Notre-Dame de la Confiance

   

Patronne des évacués et des réfugiés.


                                                                               

Histoire de la statue de

Notre-Dame de la Confiance

Un visiteur demandait un jour au vieux Père hôtelier de la Grande Trappe : «Ne seriez-vous pas normand, par hasard, mon Père ?» - «Pas par hasard, corrigea le Père hôtelier en souriant, mais par la grâce de Dieu et par ma propre industrie…» 

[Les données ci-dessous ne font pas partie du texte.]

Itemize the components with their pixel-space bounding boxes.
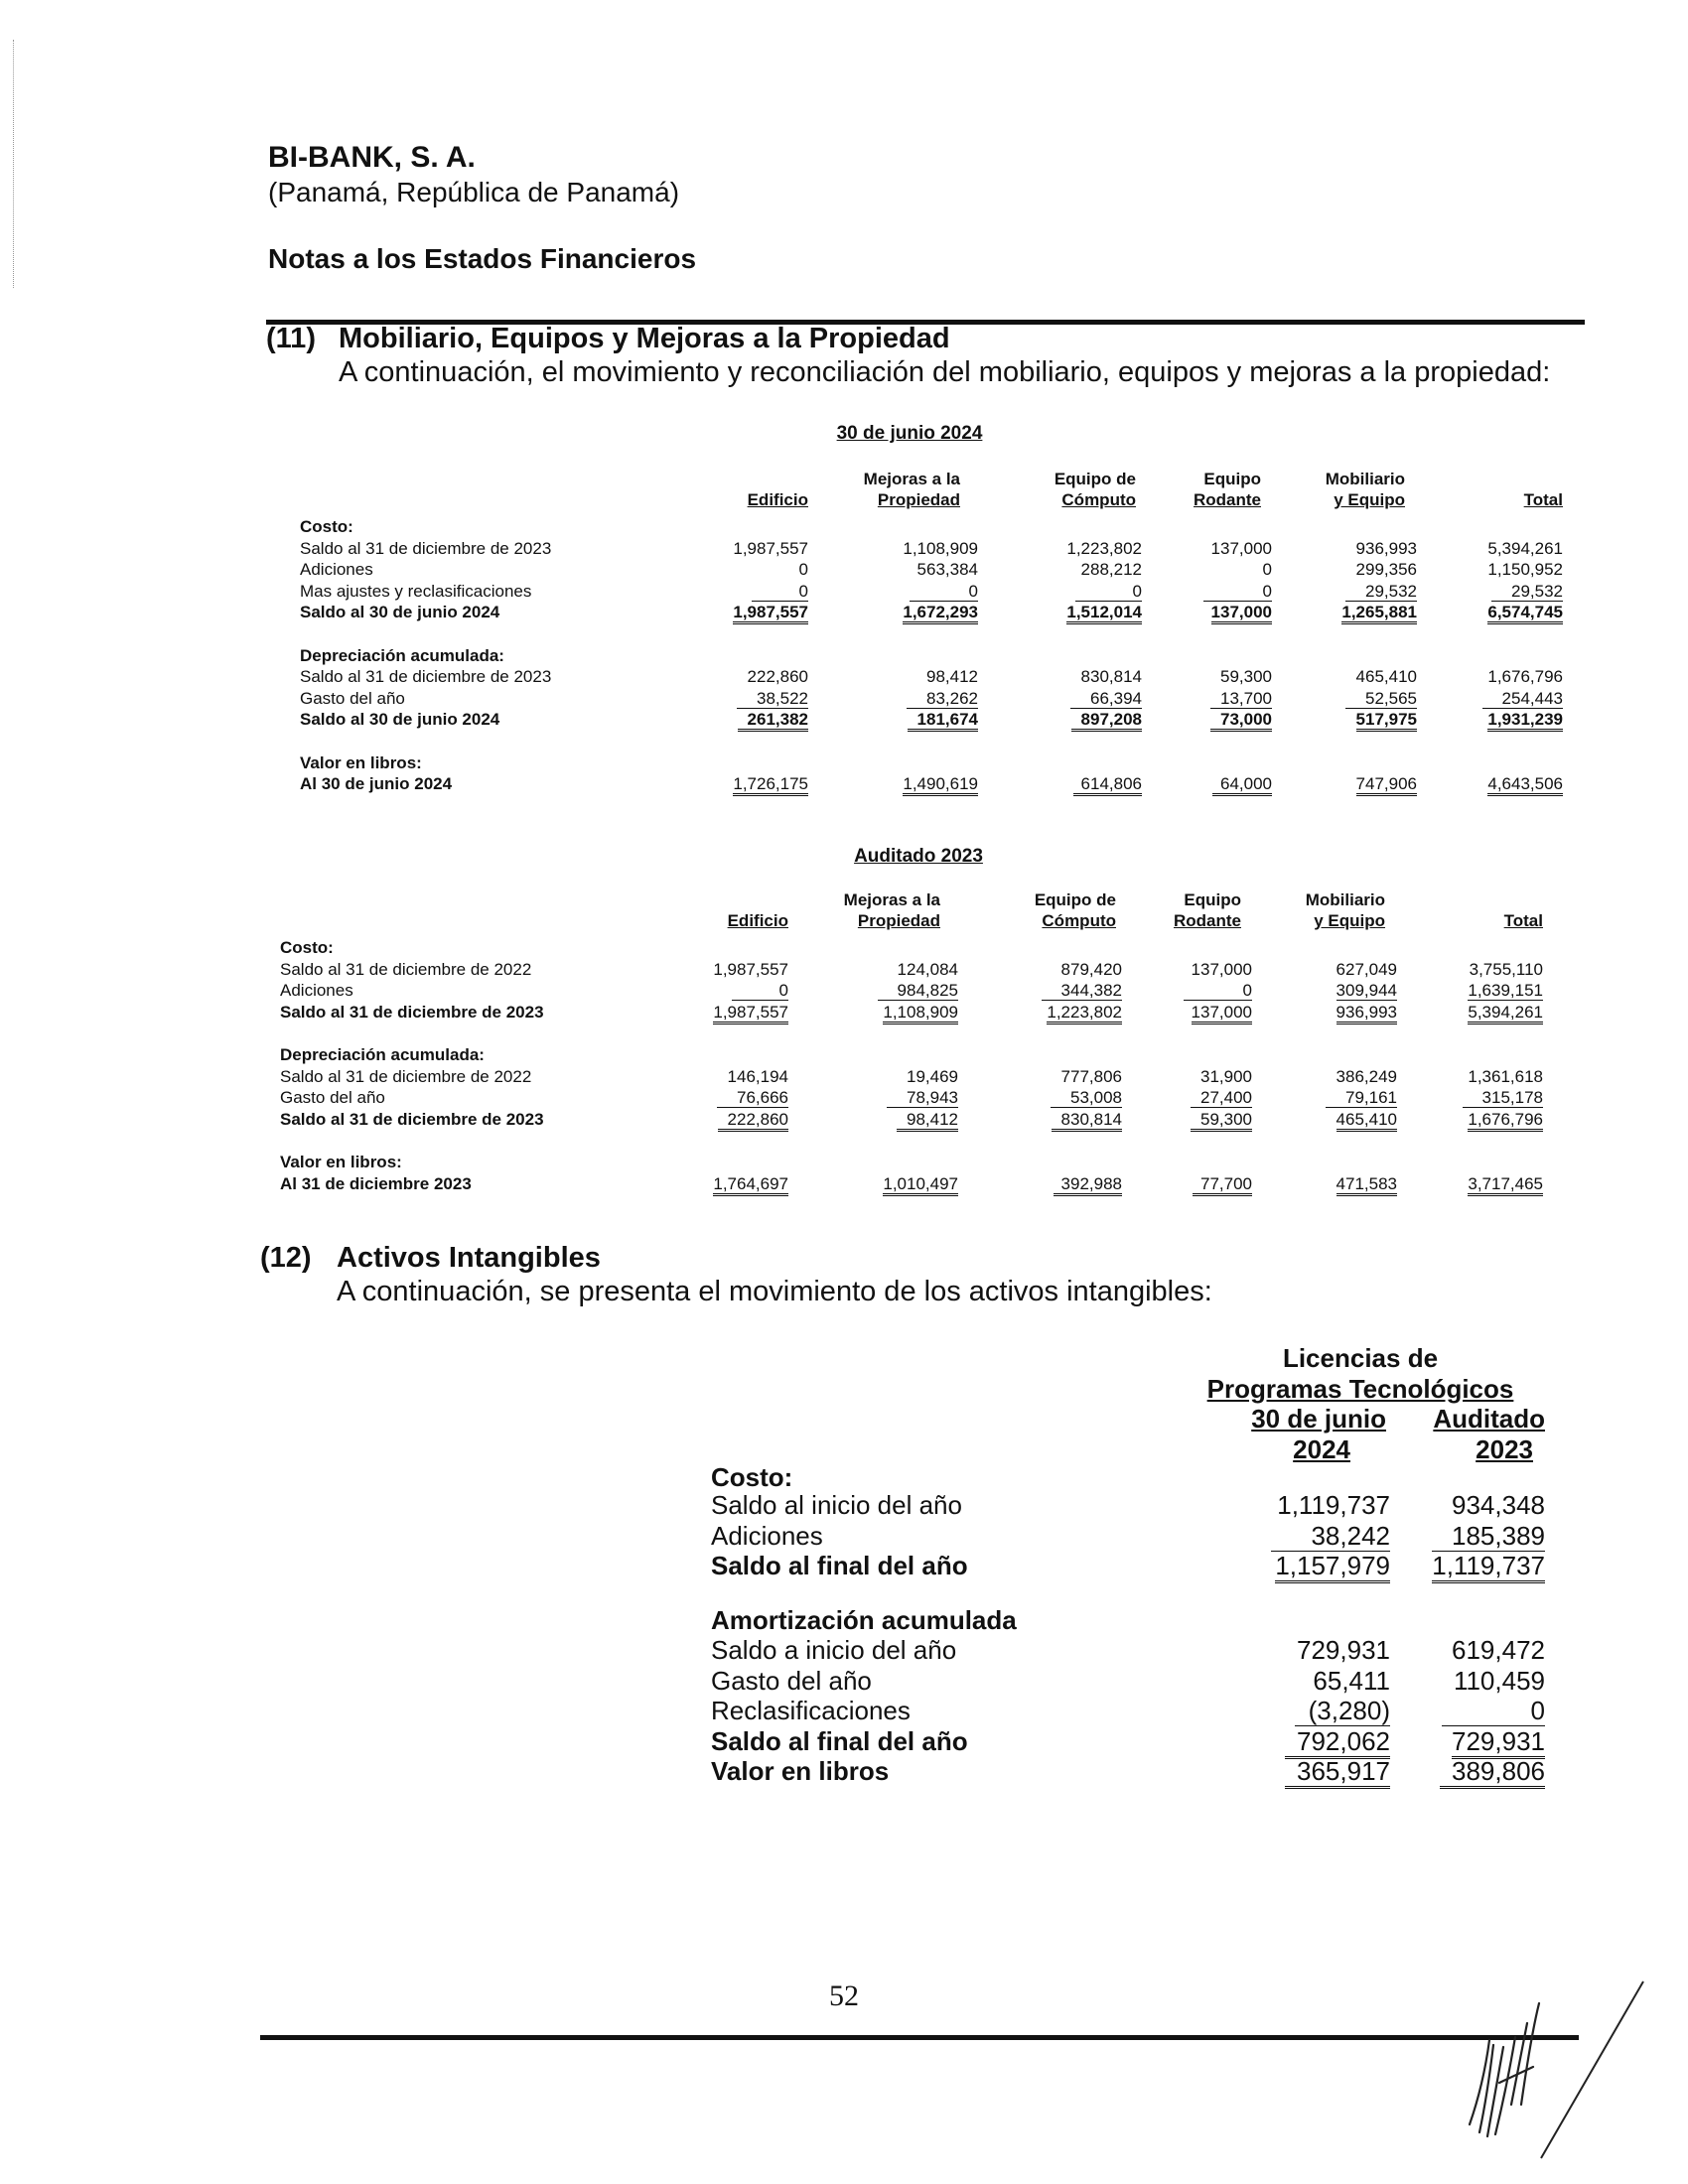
label-depreciacion: Depreciación acumulada: [300, 645, 504, 665]
cell: 0 [978, 581, 1142, 603]
cell: 146,194 [727, 1066, 788, 1086]
row-label: Reclasificaciones [711, 1696, 911, 1725]
cell: 59,300 [1122, 1109, 1252, 1131]
table-row [711, 1666, 1545, 1697]
note-11-number: (11) [266, 323, 316, 354]
col-edificio: Edificio [747, 490, 808, 509]
cell: 1,639,151 [1468, 981, 1543, 1000]
table-row-total [300, 709, 1563, 731]
cell: 1,265,881 [1272, 602, 1417, 623]
cell: 365,917 [1197, 1756, 1390, 1787]
table-row-total [280, 1173, 1543, 1195]
row-label: Saldo al 31 de diciembre de 2022 [280, 1066, 532, 1086]
cell: 222,860 [639, 1109, 788, 1131]
fixed-assets-table-2024 [300, 469, 1563, 795]
cell: 1,672,293 [808, 602, 978, 623]
table-row [711, 1521, 1545, 1552]
cell: 0 [1390, 1696, 1545, 1726]
cell: 936,993 [1252, 1002, 1397, 1024]
row-label: Saldo a inicio del año [711, 1635, 957, 1665]
note-11-title: Mobiliario, Equipos y Mejoras a la Propiedad [339, 323, 950, 354]
table-header-row [711, 1404, 1545, 1434]
row-label: Adiciones [300, 560, 373, 579]
cell: 38,242 [1197, 1521, 1390, 1552]
cell: 614,806 [978, 773, 1142, 795]
cell: 59,300 [1220, 667, 1272, 686]
cell: 53,008 [958, 1087, 1122, 1109]
cell: 98,412 [926, 667, 978, 686]
col-rodante: Equipo Rodante [1194, 470, 1261, 509]
intangibles-header [1182, 1343, 1539, 1404]
intangibles-table [711, 1404, 1545, 1787]
cell: 0 [798, 560, 808, 579]
note-12-title: Activos Intangibles [337, 1242, 601, 1274]
col-edificio: Edificio [727, 911, 788, 930]
cell: 29,532 [1417, 581, 1563, 603]
cell: 27,400 [1122, 1087, 1252, 1109]
row-label: Saldo al 31 de diciembre de 2023 [280, 1109, 544, 1129]
row-label: Al 31 de diciembre 2023 [280, 1173, 472, 1193]
cell: 1,157,979 [1197, 1551, 1390, 1581]
cell: 288,212 [1080, 560, 1142, 579]
row-label: Saldo al 31 de diciembre de 2023 [280, 1002, 544, 1022]
cell: 137,000 [1122, 1002, 1252, 1024]
col-mobiliario: Mobiliario y Equipo [1325, 470, 1405, 509]
col-total: Total [1503, 911, 1543, 930]
cell: 315,178 [1397, 1087, 1543, 1109]
cell: 465,410 [1252, 1109, 1397, 1131]
col-total: Total [1523, 490, 1563, 509]
row-label: Al 30 de junio 2024 [300, 774, 453, 793]
col-2023-year: 2023 [1476, 1433, 1533, 1464]
cell: 1,150,952 [1487, 560, 1563, 579]
header-spacer [711, 1404, 1197, 1434]
table-row [300, 666, 1563, 688]
cell: 65,411 [1313, 1665, 1390, 1696]
table-row-total [711, 1726, 1545, 1757]
table-row [300, 538, 1563, 560]
cell: 897,208 [978, 709, 1142, 731]
cell: 38,522 [659, 688, 808, 710]
table-row [280, 980, 1543, 1002]
cell: 222,860 [747, 667, 808, 686]
note-11-intro: A continuación, el movimiento y reconciliación del mobiliario, equipos y mejoras a la propiedad: [339, 356, 1551, 388]
col-mejoras: Mejoras a la Propiedad [863, 470, 960, 509]
cell: 110,459 [1453, 1665, 1545, 1696]
table-row-total [711, 1756, 1545, 1787]
col-mejoras: Mejoras a la Propiedad [843, 890, 940, 930]
cell: 31,900 [1200, 1066, 1252, 1086]
cell: 1,108,909 [903, 538, 978, 558]
cell: 19,469 [907, 1066, 958, 1086]
cell: 1,010,497 [788, 1173, 958, 1195]
table-row [711, 1490, 1545, 1521]
period-title-2023: Auditado 2023 [854, 846, 983, 867]
row-label: Adiciones [280, 981, 353, 1000]
fixed-assets-table-2023 [280, 889, 1543, 1194]
row-label: Saldo al 30 de junio 2024 [300, 710, 500, 729]
cell: 563,384 [916, 560, 978, 579]
cell: 309,944 [1336, 981, 1397, 1000]
row-label: Saldo al 31 de diciembre de 2023 [300, 538, 552, 558]
row-label: Saldo al 30 de junio 2024 [300, 603, 500, 621]
note-12-number: (12) [260, 1242, 312, 1274]
row-label: Gasto del año [711, 1665, 872, 1696]
row-label: Mas ajustes y reclasificaciones [300, 581, 532, 601]
note-12-intro: A continuación, se presenta el movimiento de los activos intangibles: [337, 1276, 1212, 1307]
margin-dotted-line [13, 40, 14, 288]
table-row [711, 1635, 1545, 1666]
row-label: Adiciones [711, 1520, 823, 1551]
notes-title: Notas a los Estados Financieros [268, 243, 697, 274]
cell: 465,410 [1355, 667, 1417, 686]
cell: 137,000 [1142, 602, 1272, 623]
label-depreciacion: Depreciación acumulada: [280, 1045, 485, 1064]
cell: 0 [1122, 980, 1252, 1002]
cell: 1,987,557 [713, 959, 788, 979]
row-label: Gasto del año [280, 1088, 385, 1107]
col-2024: 30 de junio [1251, 1404, 1386, 1433]
cell: 5,394,261 [1397, 1002, 1543, 1024]
cell: 124,084 [897, 959, 958, 979]
cell: 777,806 [1060, 1066, 1122, 1086]
cell: 619,472 [1452, 1635, 1545, 1665]
cell: 77,700 [1122, 1173, 1252, 1195]
table-row [280, 1087, 1543, 1109]
cell: 1,490,619 [808, 773, 978, 795]
cell: 1,361,618 [1468, 1066, 1543, 1086]
cell: 729,931 [1297, 1635, 1390, 1665]
label-costo: Costo: [280, 938, 334, 957]
label-valor-libros: Valor en libros: [300, 752, 422, 772]
cell: 1,726,175 [659, 773, 808, 795]
row-label: Saldo al final del año [711, 1551, 968, 1580]
cell: 137,000 [1210, 538, 1272, 558]
cell: 254,443 [1417, 688, 1563, 710]
cell: 936,993 [1355, 538, 1417, 558]
cell: 79,161 [1252, 1087, 1397, 1109]
cell: 747,906 [1272, 773, 1417, 795]
cell: 830,814 [958, 1109, 1122, 1131]
cell: 83,262 [808, 688, 978, 710]
cell: 0 [659, 581, 808, 603]
cell: 1,108,909 [788, 1002, 958, 1024]
col-computo: Equipo de Cómputo [1054, 470, 1136, 509]
cell: 984,825 [788, 980, 958, 1002]
table-row [300, 581, 1563, 603]
label-costo [711, 1434, 1197, 1465]
cell: 729,931 [1390, 1726, 1545, 1757]
cell: 517,975 [1272, 709, 1417, 731]
cell: 1,987,557 [639, 1002, 788, 1024]
cell: 137,000 [1191, 959, 1252, 979]
company-name: BI-BANK, S. A. [268, 141, 476, 174]
period-title-2024: 30 de junio 2024 [836, 423, 983, 444]
cell: 0 [1142, 581, 1272, 603]
cell: 299,356 [1355, 560, 1417, 579]
cell: 6,574,745 [1417, 602, 1563, 623]
table-header-row [711, 1434, 1545, 1465]
cell: 1,119,737 [1277, 1490, 1390, 1520]
cell: 73,000 [1142, 709, 1272, 731]
cell: 830,814 [1080, 667, 1142, 686]
table-header-row [280, 889, 1543, 937]
footer-rule [260, 2035, 1579, 2040]
cell: 1,764,697 [639, 1173, 788, 1195]
company-location: (Panamá, República de Panamá) [268, 177, 680, 207]
col-rodante: Equipo Rodante [1174, 890, 1241, 930]
cell: 181,674 [808, 709, 978, 731]
cell: 1,119,737 [1390, 1551, 1545, 1581]
cell: 0 [639, 980, 788, 1002]
table-row-total [711, 1551, 1545, 1581]
cell: 1,676,796 [1397, 1109, 1543, 1131]
cell: 386,249 [1336, 1066, 1397, 1086]
cell: 76,666 [639, 1087, 788, 1109]
intangibles-header-line1: Licencias de [1282, 1343, 1439, 1373]
cell: 98,412 [788, 1109, 958, 1131]
cell: 792,062 [1197, 1726, 1390, 1757]
cell: 471,583 [1252, 1173, 1397, 1195]
table-row [280, 1066, 1543, 1088]
cell: 13,700 [1142, 688, 1272, 710]
cell: 344,382 [958, 980, 1122, 1002]
label-costo-text: Costo: [711, 1462, 793, 1492]
label-valor-libros: Valor en libros: [280, 1153, 402, 1171]
table-row-total [280, 1002, 1543, 1024]
row-label: Gasto del año [300, 688, 405, 708]
table-row [711, 1696, 1545, 1726]
row-label: Saldo al 31 de diciembre de 2022 [280, 959, 532, 979]
cell: 1,223,802 [958, 1002, 1122, 1024]
col-2023: Auditado [1433, 1404, 1545, 1433]
cell: 78,943 [788, 1087, 958, 1109]
cell: 185,389 [1390, 1521, 1545, 1552]
cell: 389,806 [1390, 1756, 1545, 1787]
col-computo: Equipo de Cómputo [1034, 890, 1116, 930]
table-row [300, 688, 1563, 710]
page-number: 52 [829, 1979, 859, 2012]
cell: 0 [808, 581, 978, 603]
cell: 879,420 [1060, 959, 1122, 979]
signature-mark [1430, 1976, 1668, 2164]
cell: 934,348 [1452, 1490, 1545, 1520]
row-label: Saldo al inicio del año [711, 1490, 962, 1520]
cell: 1,512,014 [978, 602, 1142, 623]
table-row-total [280, 1109, 1543, 1131]
table-header-row [300, 469, 1563, 516]
cell: 0 [1262, 560, 1272, 579]
row-label: Valor en libros [711, 1756, 890, 1786]
table-row [280, 959, 1543, 981]
header-spacer [280, 889, 639, 937]
col-mobiliario: Mobiliario y Equipo [1305, 890, 1385, 930]
cell: 1,676,796 [1487, 667, 1563, 686]
cell: 627,049 [1336, 959, 1397, 979]
cell: 3,717,465 [1397, 1173, 1543, 1195]
cell: 52,565 [1272, 688, 1417, 710]
row-label: Saldo al 31 de diciembre de 2023 [300, 667, 552, 686]
cell: 1,223,802 [1066, 538, 1142, 558]
table-row [300, 559, 1563, 581]
cell: 64,000 [1142, 773, 1272, 795]
cell: 4,643,506 [1417, 773, 1563, 795]
label-costo: Costo: [300, 517, 353, 536]
label-amortizacion: Amortización acumulada [711, 1604, 1017, 1635]
cell: 29,532 [1272, 581, 1417, 603]
cell: 1,987,557 [659, 602, 808, 623]
cell: 66,394 [978, 688, 1142, 710]
table-row-total [300, 602, 1563, 623]
cell: 1,987,557 [733, 538, 808, 558]
cell: 392,988 [958, 1173, 1122, 1195]
cell: 3,755,110 [1469, 959, 1543, 979]
intangibles-header-line2: Programas Tecnológicos [1206, 1373, 1514, 1404]
table-row-total [300, 773, 1563, 795]
cell: 261,382 [659, 709, 808, 731]
row-label: Saldo al final del año [711, 1725, 968, 1756]
cell: 5,394,261 [1487, 538, 1563, 558]
cell: 1,931,239 [1417, 709, 1563, 731]
col-2024-year: 2024 [1293, 1433, 1350, 1464]
cell: (3,280) [1197, 1696, 1390, 1726]
header-spacer [300, 469, 659, 516]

Notre Révérend Père Abbé de Sept-Fons, devenu temporairement Père immédiat de la célèbre abbaye du Perche, y trouvait en 1939 un autre normand devenu sculpteur… lui aussi par sa propre industrie et par la grâce de Dieu.

Aussi, lorsqu’à Noël 1939, l’abbaye de Sept-Fons fit le vœu d’ériger une grande statue de la Sainte Vierge au milieu de la cour d’honneur, c’est à ce nouveau fils de Normandie que notre révérend Père Abbé s’adressa, en février 1940.

Il lui soumettait l’idée d’une Vierge en prière, les bras étendus.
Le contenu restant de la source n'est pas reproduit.